April 20, 2017
A core responsibility of the IMF is to oversee the international monetary system and monitor the economic and financial policies of its 189 member countries, an activity known as surveillance. As part of this process, which takes place at the global, regional, and country levels, the IMF identifies potential risks to stability and recommends appropriate policy adjustments needed to sustain economic growth and promote financial and economic stability.
Why is IMF monitoring important?
Vigilant monitoring by the IMF is essential to identifying stability and growth risks that may require remedial policy adjustments. Moreover, international cooperation on these efforts is critical in today’s globally integrated economy, in which the problems or policies of one country can affect many others. IMF membership, which includes all but a handful of the world’s nations, can facilitate this cooperation. IMF monitoring includes both bilateral surveillance, focused on individual member countries, and multilateral surveillance, or oversight of the global economy.
Consulting with member states
IMF monitoring typically involves annual visits to member countries. During these visits IMF staff engage government and central bank officials in discussions about risks to domestic and global stability. These discussions focus on exchange rate, monetary, fiscal, and regulatory policies, in addition to macro-critical structural reforms. IMF staff also attempt to meet with other stakeholders, including members of the legislature and representatives from the business community, labor unions, and civil society, among other groups. Comprehensive discussions with a broad array of groups leads to better evaluations of each country’s economic policies and outlook.
Upon completion of their evaluation IMF staff present a report to the Executive Board for discussion. The Board’s views on the report are then transmitted to the country’s authorities, concluding a process known as an Article IV consultation. In recent years, surveillance has become more transparent and most member countries now publish a press release summarizing the staff report and accompanying analysis, as well as the views of the Board.
The IMF also monitors regional and global economic trends and analyzes the impact that member country policies may have on neighboring countries and the global economy. It issues periodic reports on these trends and analysis. The World Economic Outlook provides detailed analysis of the global economy and its growth prospects, addressing issues such as the macroeconomic effects of global financial turmoil and the potential for global spillovers, especially those that may result from the economic, fiscal, and monetary policies of large, globally central economies such as the United States, China, and the euro area. The Global Financial Stability Report assesses global capital markets and financial imbalances and vulnerabilities that pose potential risks to financial stability. The Fiscal Monitor updates medium-term fiscal projections and assesses developments in public finances. The IMF also publishes Regional Economic Reports that provide detailed analysis of major regions of the world.
The IMF cooperates closely with other groups, including the Group of Twenty industrialized and emerging market economies, and since 2009 has supported the G20’s efforts to sustain international economic cooperation through its mutual assessment process. The IMF analyzes member country policies to determine how consistent they are with the goal of sustained and balanced global growth. It also prepares External Sector Reports that examine the external positions of systemically large economies, begun on a pilot basis in 2012. And twice a year the IMF issues a Global Policy Agenda that pulls together the key findings and policy advice from multilateral reports and proposes a future agenda for the IMF and its members.
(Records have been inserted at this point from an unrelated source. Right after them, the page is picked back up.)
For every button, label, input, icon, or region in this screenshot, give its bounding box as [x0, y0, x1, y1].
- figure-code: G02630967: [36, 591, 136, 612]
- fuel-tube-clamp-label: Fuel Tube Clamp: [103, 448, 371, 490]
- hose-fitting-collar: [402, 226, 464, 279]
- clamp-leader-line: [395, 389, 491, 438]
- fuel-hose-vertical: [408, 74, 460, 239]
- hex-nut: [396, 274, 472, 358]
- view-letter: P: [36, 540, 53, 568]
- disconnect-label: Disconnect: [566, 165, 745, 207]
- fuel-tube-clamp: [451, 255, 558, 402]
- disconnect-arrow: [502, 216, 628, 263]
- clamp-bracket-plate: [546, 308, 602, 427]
Improving IMF surveillance
The IMF reviews its surveillance and monitoring activities every three years. The 2011 Triennial Surveillance Review highlighted progress in addressing weaknesses in pre-crisis surveillance, yet it also found that significant gaps remained. In particular, IMF monitoring activities were found to be too fragmented, with risk assessments lacking depth and sufficient focus on interconnections and transmission of shocks. The review recommended improvements in six key areas: interconnectedness, risk assessments, external stability, financial stability, traction, and the legal framework.
As part of broader efforts to improve surveillance, in July 2012 the Executive Board adopted the Integrated Surveillance Decision, designed to strengthen the underlying legal framework for monitoring. In September 2012 the Board endorsed a Financial Surveillance Strategy that proposes concrete steps to further strengthen IMF monitoring activities. These actions help ensure that the IMF is in a better position to address spillovers from members’ policies on global stability; to monitor members’ external sectors in a more comprehensive manner; to better engage members in constructive dialogue; to more effectively safeguard the operation of the international monetary system; and to support global economic and financial stability.
The 2014 Triennial Surveillance Review builds on these reforms by identifying five operational priorities for strengthening surveillance:
Integrate and deepen risk and spillover analysis
Mainstream macro-financial surveillance
Pay more attention to structural policies, including labor market issues
Deliver more cohesive and expert policy advice
Develop a client-focused approach to surveillance with clear and candid communication.
The Managing Director’s Action Plan for Strengthening Surveillance outlines concrete measures needed to advance all of these priorities, and work is under way to strengthen each of them in consultation with the Executive Board. IMF staff will prepare an interim implementation assessment in 2017 to update the Board on progress.